# Removing Oil Cap Causes Engine to run Rough



## rpdl62 (Aug 7, 2008)

When I remove the oil cap from my 2002 VW Passat 2.8L V6, while the engine is running, the engine "chugs" like it wants to stall. When I re-install the cap, the engine runs perfect once again. It seems to be sucking a lot of air with the cap removed. Is this normal??


----------



## shipo (Jan 3, 2006)

*Re: Removing Oil Cap Causes Engine to run Rough (rpdl62)*

Yes, completely normal. By removing the oil cap you are allowing air to enter the crank case, air that eventualy finds its way through the PCV system and into the intake manifold. Unfortunately that extra air hasn't been accounted for by the ECU, and so it throws the air/fuel ratio off, hence the rough operation.
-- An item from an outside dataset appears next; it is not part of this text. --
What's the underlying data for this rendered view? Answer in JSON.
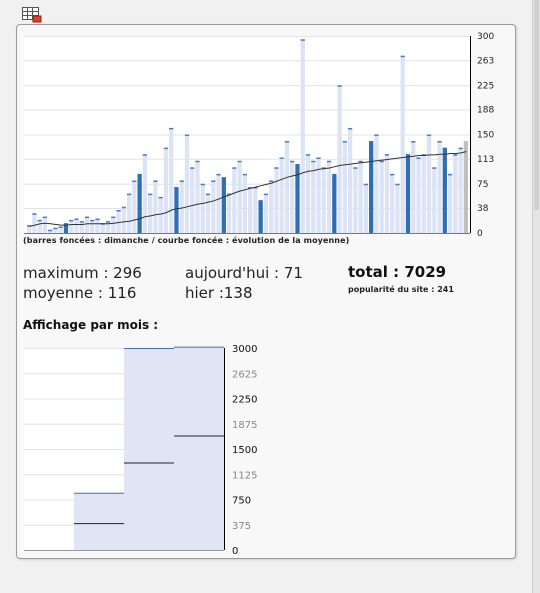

_Modified by shipo at 11:33 AM 8-7-2008_


----------



## rpdl62 (Aug 7, 2008)

*Re: Removing Oil Cap Causes Engine to run Rough (shipo)*

Thank you so much for the speedy reply. Having just had the Timing Belt, Belt Damper, Thermostat, Water Pump, Gas Tank, etc. replaced, I guess I am a little overly-causous because out of warranty repairs can be very costly! Thank you for putting my mind at ease!!


----------